Je prends donc à regret le parti de traiter directement avec vous un sujet qui m’est

d’autant plus pénible qu’il est pour moi plus imprévu.

Un fâcheux quiproquo.

Ou je n’ai pas compris le sens de votre lettre, ou elle avait pour objet de me demander le

payement du beau portrait que vous avez fait de moi, et cette demande serait déjà un reproche

de la lenteur que j’aurais mise à vous offrir ce payement moi-même. Or monsieur le baron

lorsque vous eûtes la bonté de me proposer de consacrer quelques séances à immortaliser des

traits si peu dignes de votre pinceau il fut bien loin de ma pensée que ces séances eussent

un autre prix pour moi que ma reconnaissance ; je crus que j’étais fondé à croire par cette

proposition même venant de vous et non de moi, que c’était une de ces hautes politesses de

grand artiste à un autre artiste par laquelle tous les deux s’ honorent ; j’avais été honoré des

mêmes prévenances par MM David Devéria et autres hommes éminents dans la sculpture et

la peinture et jamais il ne m’était venu dans l’esprit de leur offrir un prix matériel de leur

marbre ou de leur palette. Si le soupçon même d’un prix était entré dans ma pensée lorsque vous

voulûtes bien m’offrir de faire mon portrait je vous aurais parlé d’avance avec pleine franchise

car ce que j’ai entendu dire de la somme payée et bien employée pour un portrait de Mr Gérard

est tellement au-dessus des possibilités d’une fortune de poëte que mon désir eût cédé à mon

impossibilité et de plus Monsieur le baron en supposant que mes médiocres ressources eussent pu

se lever jusqu’ à l’acquisition d’un tableau de vous ! Certes ce ne serait pas ma figure que je vous

aurais commandé mais bien la plus légère de vos immortelles compositions.
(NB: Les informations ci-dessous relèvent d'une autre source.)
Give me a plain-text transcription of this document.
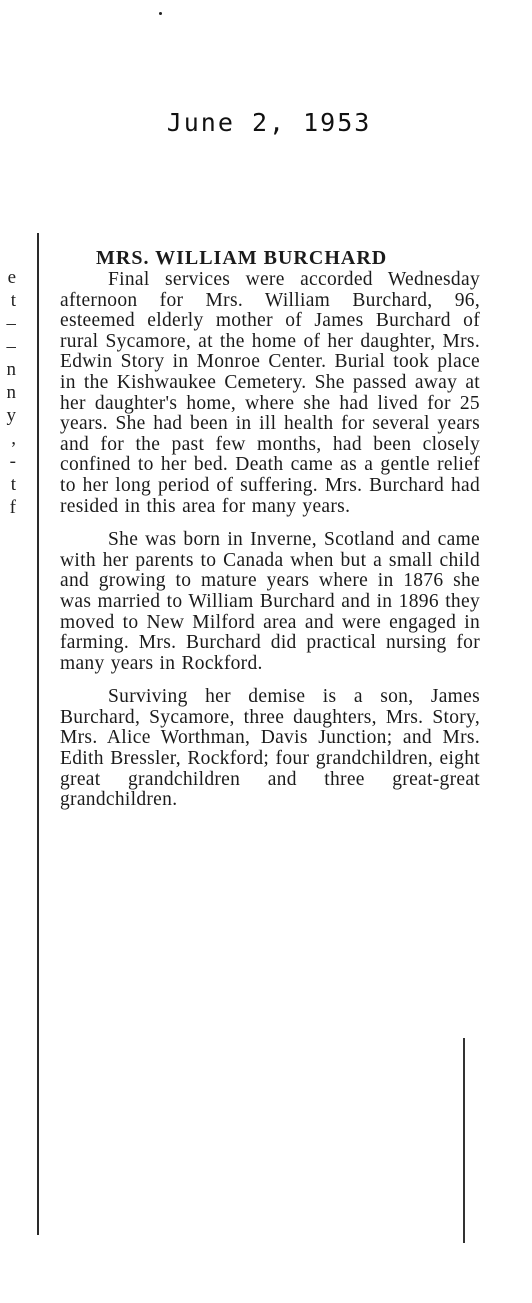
June 2, 1953
e
t
–
–
n
n
y
,
-
t
f
MRS. WILLIAM BURCHARD

Final services were accorded Wednesday afternoon for Mrs. William Burchard, 96, esteemed elderly mother of James Burchard of rural Sycamore, at the home of her daughter, Mrs. Edwin Story in Monroe Center. Burial took place in the Kishwaukee Cemetery. She passed away at her daughter's home, where she had lived for 25 years. She had been in ill health for several years and for the past few months, had been closely confined to her bed. Death came as a gentle relief to her long period of suffering. Mrs. Burchard had resided in this area for many years.

She was born in Inverne, Scotland and came with her parents to Canada when but a small child and growing to mature years where in 1876 she was married to William Burchard and in 1896 they moved to New Milford area and were engaged in farming. Mrs. Burchard did practical nursing for many years in Rockford.

Surviving her demise is a son, James Burchard, Sycamore, three daughters, Mrs. Story, Mrs. Alice Worthman, Davis Junction; and Mrs. Edith Bressler, Rockford; four grandchildren, eight great grandchildren and three great-great grandchildren.
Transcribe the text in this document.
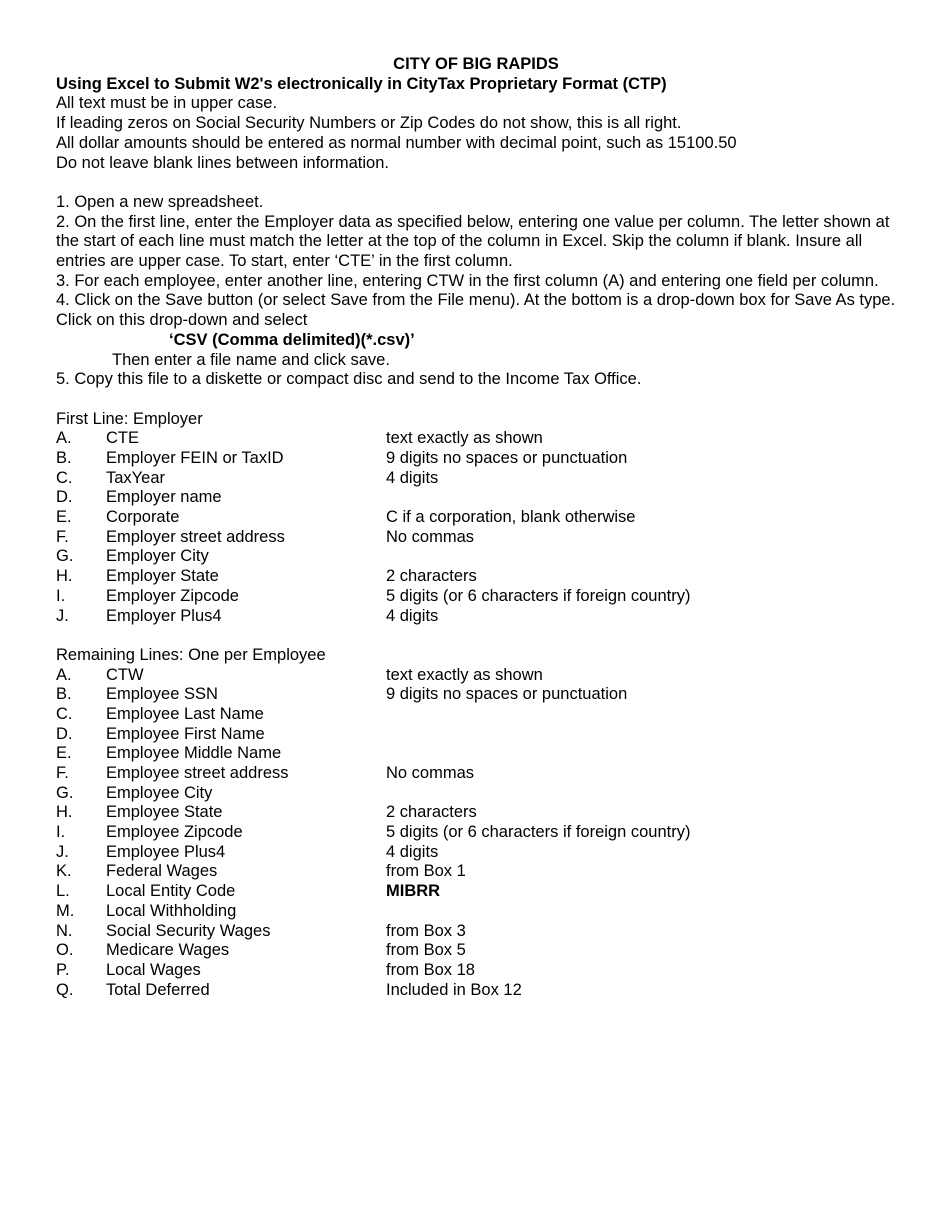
CITY OF BIG RAPIDS

Using Excel to Submit W2's electronically in CityTax Proprietary Format (CTP)

All text must be in upper case.

If leading zeros on Social Security Numbers or Zip Codes do not show, this is all right.

All dollar amounts should be entered as normal number with decimal point, such as 15100.50

Do not leave blank lines between information.

1. Open a new spreadsheet.

2. On the first line, enter the Employer data as specified below, entering one value per column. The letter shown at the start of each line must match the letter at the top of the column in Excel. Skip the column if blank. Insure all entries are upper case. To start, enter ‘CTE’ in the first column.

3. For each employee, enter another line, entering CTW in the first column (A) and entering one field per column.

4. Click on the Save button (or select Save from the File menu). At the bottom is a drop-down box for Save As type. Click on this drop-down and select

‘CSV (Comma delimited)(*.csv)’

Then enter a file name and click save.

5. Copy this file to a diskette or compact disc and send to the Income Tax Office.

First Line: Employer

A.	CTE	text exactly as shown
B.	Employer FEIN or TaxID	9 digits no spaces or punctuation
C.	TaxYear	4 digits
D.	Employer name
E.	Corporate	C if a corporation, blank otherwise
F.	Employer street address	No commas
G.	Employer City
H.	Employer State	2 characters
I.	Employer Zipcode	5 digits (or 6 characters if foreign country)
J.	Employer Plus4	4 digits

Remaining Lines: One per Employee

A.	CTW	text exactly as shown
B.	Employee SSN	9 digits no spaces or punctuation
C.	Employee Last Name
D.	Employee First Name
E.	Employee Middle Name
F.	Employee street address	No commas
G.	Employee City
H.	Employee State	2 characters
I.	Employee Zipcode	5 digits (or 6 characters if foreign country)
J.	Employee Plus4	4 digits
K.	Federal Wages	from Box 1
L.	Local Entity Code	MIBRR
M.	Local Withholding
N.	Social Security Wages	from Box 3
O.	Medicare Wages	from Box 5
P.	Local Wages	from Box 18
Q.	Total Deferred	Included in Box 12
Vous verrez j’espère Mr le baron dans tout ce qui précède les motifs qui m’ont empêché de vous

offrir aucun payement du portrait, ce sont en effet les motifs mêmes qui m’eussent empêché de

poser devant vous si j’avais pu présumer qu’il s’agissait de payer un travail inapréciable

[sic]

pour la postérité, et trop au-dessus du prix que j’aurais pu moi-même vous en offrir.

J’ajouterai que ma souscription de 1500 à la gravure n’a été de ma part qu’une manière

indirecte de vous témoigner par un effort au-dessus de mes convenances tout le prix que

j’attachais à votre œuvre. Sans cette pensée je n’aurais pas souscrit pour plus de quelques Louis.

Dans tous les cas Monsieur le baron, si je me suis trompé sur le sens de votre lettre excusez mon

erreur ; si votre intention a été de demander le payement du portrait faites entrer je vous prie

dans votre apréciation

[sic]

l’erreur plus … et plus excusable encore dans laquelle j’ai été de

bien bonne foi et sans laquelle j’aurais retiré le portrait aussitôt qu’il fut terminé.

[…]”

En post-scriptum, il engage son correspondant à lui écrire à l’ambassade de France à

Constantinople.

(La “souscription pour la gravure”, à laquelle fait allusion Lamartine, renvoie sans doute à la

lithographie exécutée vers 1832 par Julien d’après le tableau de Gérard.)